1. Twenty US states passed 65 housing supply bills in the year to June 2024. Colorado’s transit-oriented development (aka ‘TOD’) pre-emption – requiring zoning for 40 dwellings per acre on average within a half mile of frequent transit – is arguably the most significant TOD reform passed in the US to date, at least pending details on enforcement.
2. NYC housing plan enables 82,000 homes over the next 15 years beyond the existing pace of development. The final version will create the largest 'parking freedom' zone in the US, eclipsing the citywide parking reforms in the geographically small cities of Austin, San Francisco, and San Jose in total acreage. Next steps include neighborhood upzonings and the Manhattan Plan.
3. 'HUD Code' homes, following rules written by the Department of Housing and Urban Development to regulate factory-built homes, cost just $90,000 to build. But until this year, the HUD code was restricted to single family units, limiting their market appeal to areas with low land costs. Last year’s new rulemaking and upcoming legislative reforms together are expected to change this.
4. Up for Growth’s regular annual tally of regional US housing underproduction asks how many homes would be needed in the short run to alleviate overcrowding and achieve a healthy vacancy rate assuming no movement between cities. By this measure the US is missing 3.9 million homes. But ‘housing need’ estimates face a basic knowledge problem and this number is a huge underestimate.
Papers of Note:
5. A recent Terner Center report looks at how six US states use funding access and priority grants to encourage municipalities to upzone. Massachusetts, California, New York, and New Hampshire use voluntary programs. Montana and Utah enforce local participation. They target zoning reforms, ADUs, and affordable housing. Unfortunately the states have not evaluated its impact on actual housing production.
6. The desire to see property values rise is a common explanation for NIMBYism. But we often see restrictions on housing supply in areas where growth would overwhelmingly raise land values.
7. Traditional office to residential conversion requires expensive whole-building renovation. Large post-war office buildings with deeper floor plates generate either windowless bedrooms or require the excavation of light courts to bring windows into the building’s core. Co-living can cut office to residential conversion costs by 25 percent to 35 percent versus traditional conversion. In Denver, converted co-living units would cost just $123,000 per unit compared to a typical subsidized low-income housing studio costing $400,000 each.
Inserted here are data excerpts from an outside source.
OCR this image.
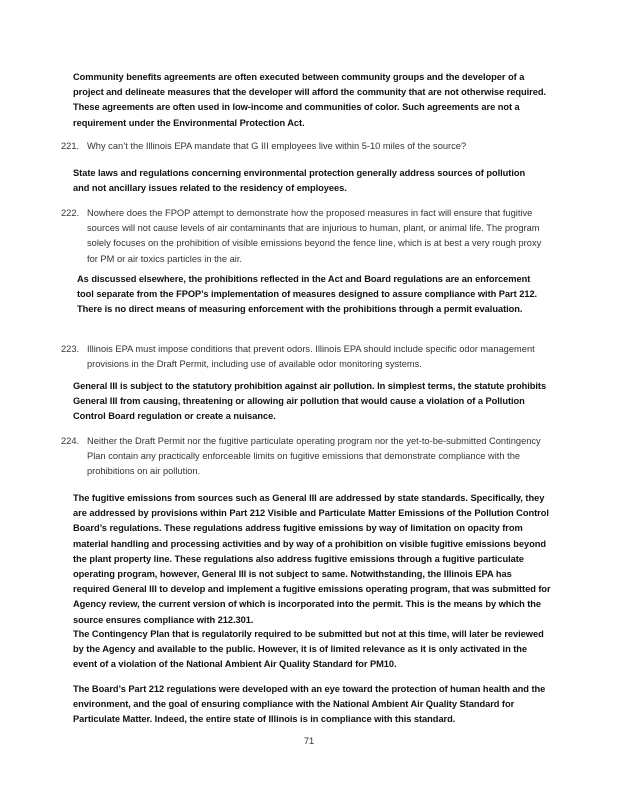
Community benefits agreements are often executed between community groups and the developer of a project and delineate measures that the developer will afford the community that are not otherwise required. These agreements are often used in low-income and communities of color. Such agreements are not a requirement under the Environmental Protection Act.

221. Why can’t the Illinois EPA mandate that G III employees live within 5-10 miles of the source?

State laws and regulations concerning environmental protection generally address sources of pollution and not ancillary issues related to the residency of employees.

222. Nowhere does the FPOP attempt to demonstrate how the proposed measures in fact will ensure that fugitive sources will not cause levels of air contaminants that are injurious to human, plant, or animal life. The program solely focuses on the prohibition of visible emissions beyond the fence line, which is at best a very rough proxy for PM or air toxics particles in the air.

As discussed elsewhere, the prohibitions reflected in the Act and Board regulations are an enforcement tool separate from the FPOP’s implementation of measures designed to assure compliance with Part 212. There is no direct means of measuring enforcement with the prohibitions through a permit evaluation.

223. Illinois EPA must impose conditions that prevent odors. Illinois EPA should include specific odor management provisions in the Draft Permit, including use of available odor monitoring systems.

General III is subject to the statutory prohibition against air pollution. In simplest terms, the statute prohibits General III from causing, threatening or allowing air pollution that would cause a violation of a Pollution Control Board regulation or create a nuisance.

224. Neither the Draft Permit nor the fugitive particulate operating program nor the yet-to-be-submitted Contingency Plan contain any practically enforceable limits on fugitive emissions that demonstrate compliance with the prohibitions on air pollution.

The fugitive emissions from sources such as General III are addressed by state standards. Specifically, they are addressed by provisions within Part 212 Visible and Particulate Matter Emissions of the Pollution Control Board’s regulations. These regulations address fugitive emissions by way of limitation on opacity from material handling and processing activities and by way of a prohibition on visible fugitive emissions beyond the plant property line. These regulations also address fugitive emissions through a fugitive particulate operating program, however, General III is not subject to same. Notwithstanding, the Illinois EPA has required General III to develop and implement a fugitive emissions operating program, that was submitted for Agency review, the current version of which is incorporated into the permit. This is the means by which the source ensures compliance with 212.301.

The Contingency Plan that is regulatorily required to be submitted but not at this time, will later be reviewed by the Agency and available to the public. However, it is of limited relevance as it is only activated in the event of a violation of the National Ambient Air Quality Standard for PM10.

The Board’s Part 212 regulations were developed with an eye toward the protection of human health and the environment, and the goal of ensuring compliance with the National Ambient Air Quality Standard for Particulate Matter. Indeed, the entire state of Illinois is in compliance with this standard.

71
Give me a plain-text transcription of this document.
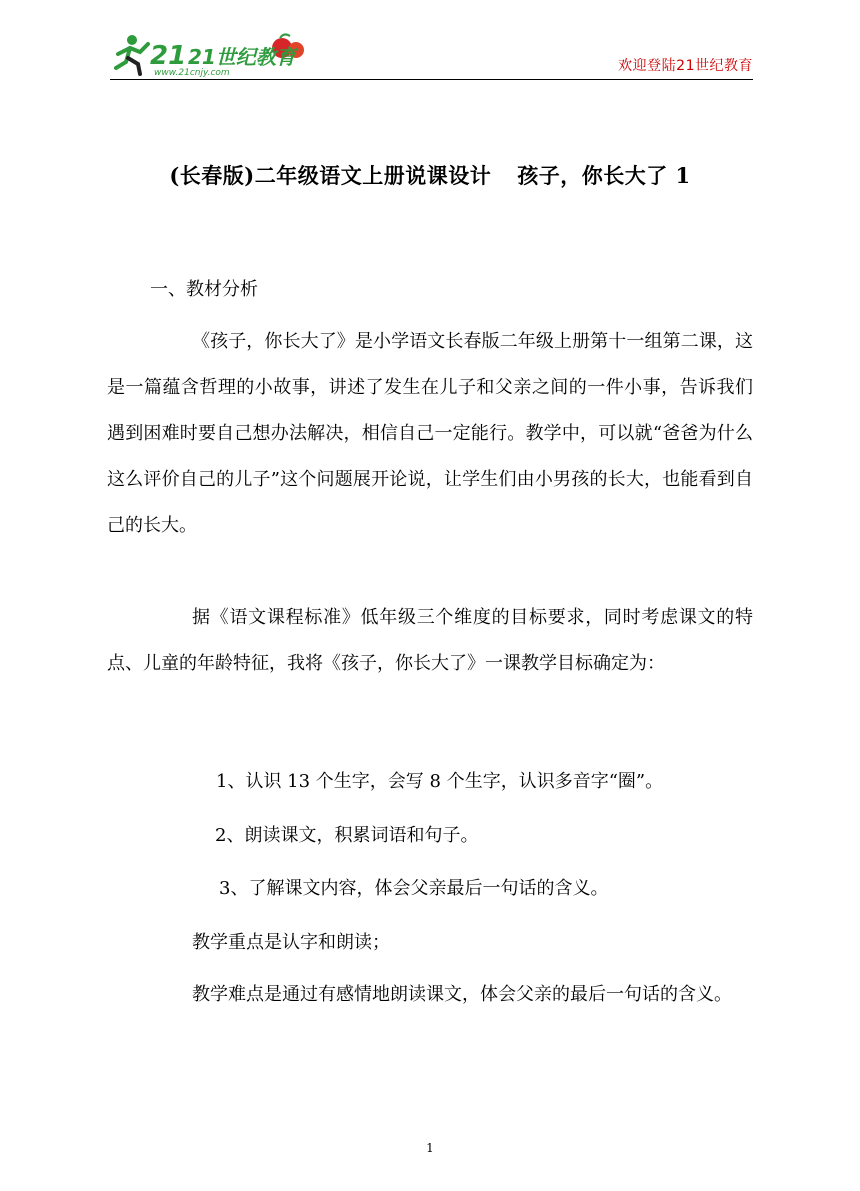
21 21世纪教育
www.21cnjy.com	欢迎登陆21世纪教育
(长春版)二年级语文上册说课设计 孩子，你长大了 1
一、教材分析

《孩子，你长大了》是小学语文长春版二年级上册第十一组第二课，这是一篇蕴含哲理的小故事，讲述了发生在儿子和父亲之间的一件小事，告诉我们遇到困难时要自己想办法解决，相信自己一定能行。教学中，可以就“爸爸为什么这么评价自己的儿子”这个问题展开论说，让学生们由小男孩的长大，也能看到自己的长大。

据《语文课程标准》低年级三个维度的目标要求，同时考虑课文的特点、儿童的年龄特征，我将《孩子，你长大了》一课教学目标确定为：

1、认识 13 个生字，会写 8 个生字，认识多音字“圈”。
2、朗读课文，积累词语和句子。
3、了解课文内容，体会父亲最后一句话的含义。
教学重点是认字和朗读；

教学难点是通过有感情地朗读课文，体会父亲的最后一句话的含义。

1
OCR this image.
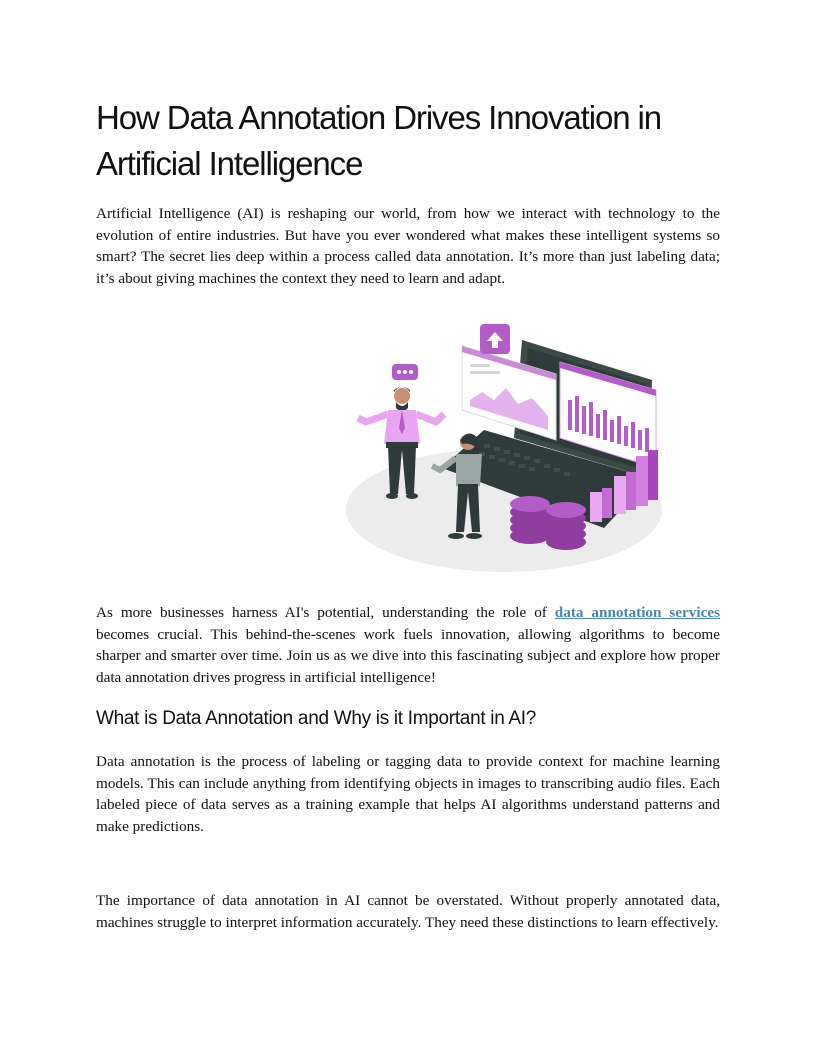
How Data Annotation Drives Innovation in Artificial Intelligence

Artificial Intelligence (AI) is reshaping our world, from how we interact with technology to the evolution of entire industries. But have you ever wondered what makes these intelligent systems so smart? The secret lies deep within a process called data annotation. It’s more than just labeling data; it’s about giving machines the context they need to learn and adapt.

As more businesses harness AI's potential, understanding the role of data annotation services becomes crucial. This behind-the-scenes work fuels innovation, allowing algorithms to become sharper and smarter over time. Join us as we dive into this fascinating subject and explore how proper data annotation drives progress in artificial intelligence!

What is Data Annotation and Why is it Important in AI?

Data annotation is the process of labeling or tagging data to provide context for machine learning models. This can include anything from identifying objects in images to transcribing audio files. Each labeled piece of data serves as a training example that helps AI algorithms understand patterns and make predictions.

The importance of data annotation in AI cannot be overstated. Without properly annotated data, machines struggle to interpret information accurately. They need these distinctions to learn effectively.
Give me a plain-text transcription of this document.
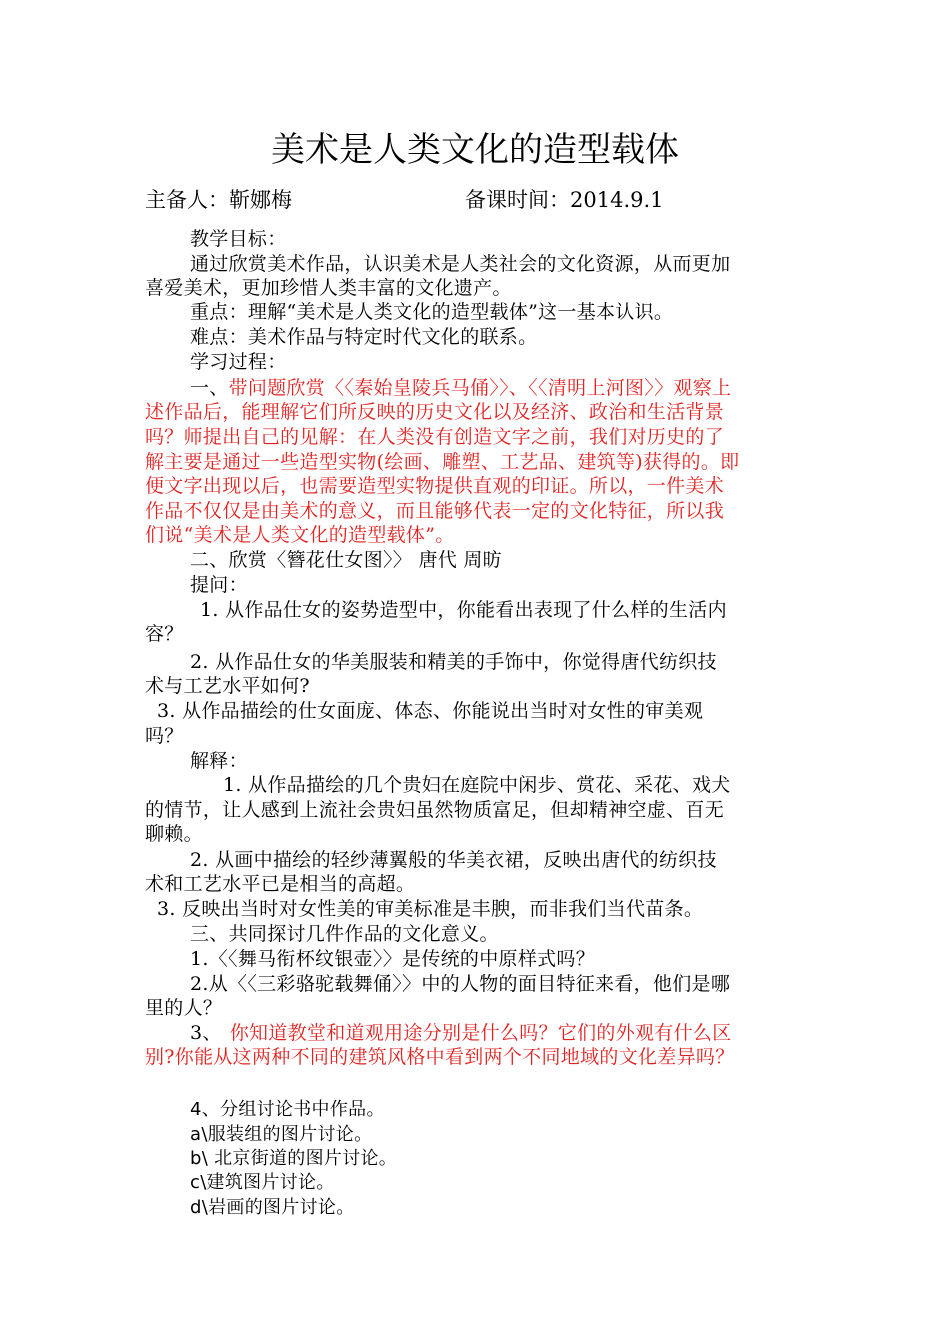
美术是人类文化的造型载体
主备人：靳娜梅	备课时间：2014.9.1
教学目标：
通过欣赏美术作品，认识美术是人类社会的文化资源，从而更加
喜爱美术，更加珍惜人类丰富的文化遗产。
重点：理解“美术是人类文化的造型载体”这一基本认识。
难点：美术作品与特定时代文化的联系。
学习过程：
一、带问题欣赏〈〈秦始皇陵兵马俑〉〉、〈〈清明上河图〉〉观察上
述作品后，能理解它们所反映的历史文化以及经济、政治和生活背景
吗？师提出自己的见解：在人类没有创造文字之前，我们对历史的了
解主要是通过一些造型实物(绘画、雕塑、工艺品、建筑等)获得的。即
便文字出现以后，也需要造型实物提供直观的印证。所以，一件美术
作品不仅仅是由美术的意义，而且能够代表一定的文化特征，所以我
们说“美术是人类文化的造型载体”。
二、欣赏〈簪花仕女图〉〉 唐代 周昉
提问：
1. 从作品仕女的姿势造型中，你能看出表现了什么样的生活内
容？
2. 从作品仕女的华美服装和精美的手饰中，你觉得唐代纺织技
术与工艺水平如何?
3. 从作品描绘的仕女面庞、体态、你能说出当时对女性的审美观
吗？
解释：
1. 从作品描绘的几个贵妇在庭院中闲步、赏花、采花、戏犬
的情节，让人感到上流社会贵妇虽然物质富足，但却精神空虚、百无
聊赖。
2. 从画中描绘的轻纱薄翼般的华美衣裙，反映出唐代的纺织技
术和工艺水平已是相当的高超。
3. 反映出当时对女性美的审美标准是丰腴，而非我们当代苗条。
三、共同探讨几件作品的文化意义。
1.〈〈舞马衔杯纹银壶〉〉是传统的中原样式吗？
2.从〈〈三彩骆驼载舞俑〉〉中的人物的面目特征来看，他们是哪
里的人？
3、 你知道教堂和道观用途分别是什么吗？它们的外观有什么区
别?你能从这两种不同的建筑风格中看到两个不同地域的文化差异吗？
4、分组讨论书中作品。
a\服装组的图片讨论。
b\ 北京街道的图片讨论。
c\建筑图片讨论。
d\岩画的图片讨论。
8. In 1986, the US imposed a harsh depreciation schedule on corporate structures. Knowing it would reduce housebuilding, Congress created the Low Income Housing Tax Credit to subsidize non-market housing. With the Tax Cuts and Jobs Act coming up for renewal in this year, the Tax Foundation argues we should extend this pro-growth 'full expensing' logic to all buildings.
9. Condo construction in the US has collapsed in recent decades. Intended to protect owners from poor development practices, strict condo defect laws penalized builders who construct them. Decade-long lookback periods and incentives to sue are common, and mortgage access for condos is tight compared to financing for single family homes. (Meanwhile, Canadian YIMBYs tell me new multifamily housing in Toronto and Vancouver is overwhelmingly condo, and locals complain about the absence of purpose-built rentals.)